まるで金属でできた箱のような無機質な部屋(部屋?)は、ゆっくりと上下左右に揺れながら軋んでいた。がらんとした空洞にひとつきりくり貫かれた、波打つガラスの窓からは呆けきった青さが轟くので、思わず目を閉じる。まぶたを刺されたような痛みに、指で軽くそこを揉みながら、目を開く。今度はゆっくりと。紛れもない船上である。青空と青海原と沸き立つしろい波が網膜に襲いかかり、夢の中から唐突に現実に投げ出されたような漠然とした名残惜しさが、背骨の辺りから胸を揺する。小泉は窓の外を見るのをやめ、視線を右の掌に落とした。しろい掌だ。なにか大切なものを握りしめていたような気がする。のだが、思い出せない。やっぱり夢だったのかと再び窓の外に視線を投げる。呆けきった空と海の合間に、無遠慮に置かれた石くれのように島陰が見える。ジャバウォック島だ、と、脳裏に名前は当たり前のように浮かんだ。行ったことがあったかしら、と、思い浮かべただけで愚問だと気づく。自分はあそこで死んだのだ。たくさんのたくさんの血を流して。
ねえ。呼び掛けは自然に唇から溢れた。あたしたちどこに行くんだろ。さあな、と素っ気ない言葉は思ったよりも近くで聞こえた。肩越しに振り向くと、小山のような背中が見える。気障な白スーツがやけにくたびれて見えるのは、彼もまた死んだからなのかもしれない。などと思う。彼もまた、あの島で死んだ。たくさんのたくさんの血を流して。十神の背中はそれとわかるほどに憔悴していた。と、言うよりも、あれは本当に十神なのだろうか。あの島ではあんなに自信満々で、小泉にとっては理解しかねる使命感に突き動かされているようだったのに。小泉はじっとその背中を眺める。あたしたち、死んだはずじゃなかったっけ。小泉の言葉は無機質な空洞に僅かに反響して、十神はようやく微かにあたまを動かした。そうだな。そうだな。小泉は口の中でその言葉を繰り返し、胸に下がったカメラに触れた。大切なカメラだが、もう写真は撮れない。かつての小泉が、それを壊したのだった。絶望を得るために。

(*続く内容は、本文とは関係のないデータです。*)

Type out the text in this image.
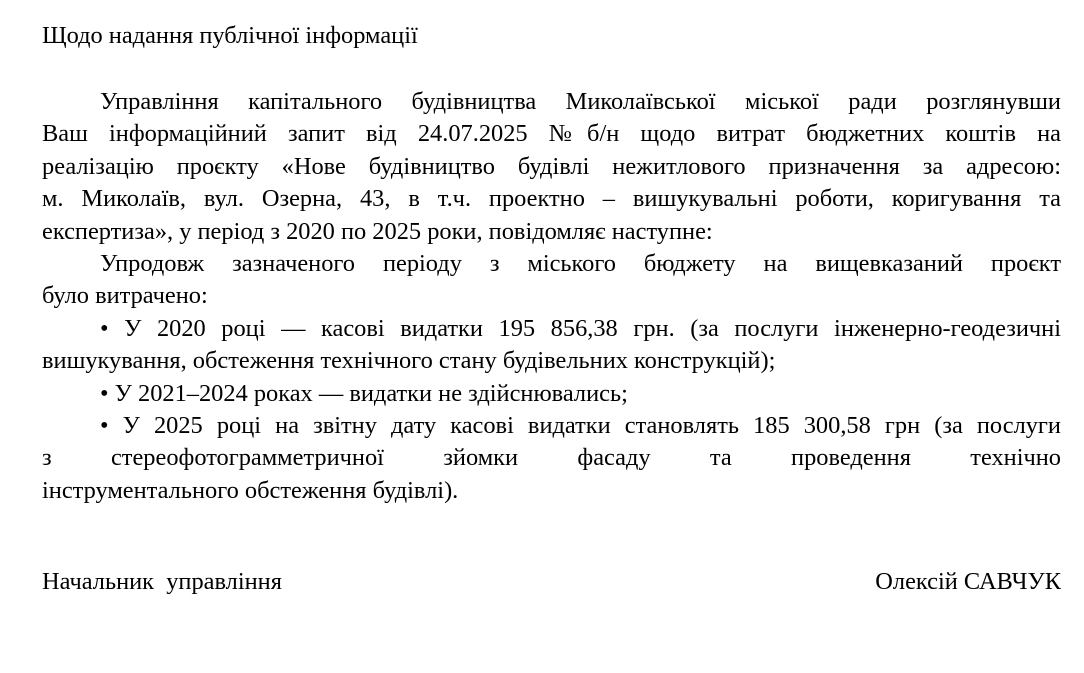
Щодо надання публічної інформації
Управління капітального будівництва Миколаївської міської ради розглянувши
Ваш інформаційний запит від 24.07.2025 №б/н щодо витрат бюджетних коштів на
реалізацію проєкту «Нове будівництво будівлі нежитлового призначення за адресою:
м. Миколаїв, вул. Озерна, 43, в т.ч. проектно – вишукувальні роботи, коригування та
експертиза», у період з 2020 по 2025 роки, повідомляє наступне:
Упродовж зазначеного періоду з міського бюджету на вищевказаний проєкт
було витрачено:
• У 2020 році — касові видатки 195 856,38 грн. (за послуги інженерно-геодезичні
вишукування, обстеження технічного стану будівельних конструкцій);
• У 2021–2024 роках — видатки не здійснювались;
• У 2025 році на звітну дату касові видатки становлять 185 300,58 грн (за послуги
з стереофотограмметричної зйомки фасаду та проведення технічно
інструментального обстеження будівлі).
Начальник  управління	Олексій САВЧУК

部屋はゆっくりと軋んでいる。あたし、ほんと役立たずだね。自然と笑みが溢れた。不思議なほど。カメラキャラなんだからさ、手掛かりの写真くらい遺せればよかったのにね。ひび割れたレンズを細い指で撫でる。指先に引っ掛かるのは、いつだってかなしみだ。でもねぇ、やっぱりできなかったよ。耳をすましても、この部屋には波の音すら届かない。それでも、どうして、と十神は問うた。小泉は微笑む。ともだち、だからかな。あのときの九頭龍の顔。いつだって、彼のかなしみは小泉の胸を刺す。指先に引っ掛けることもできない、彼のかなしみは。ぼくは。十神は振り返ろうとして、やめた。振り返ったところで、そこに虚ろしかないことを、小泉はなぜか知っていた。もう彼は十神白夜ではないのだと。右の掌に視線を落として、小泉はまばたきをする。大切に握りしめていたものは、すべてが誰かを傷つけていった。開けなければならない扉を開ける前の小泉ならば、確かにそれを望んでいたのに。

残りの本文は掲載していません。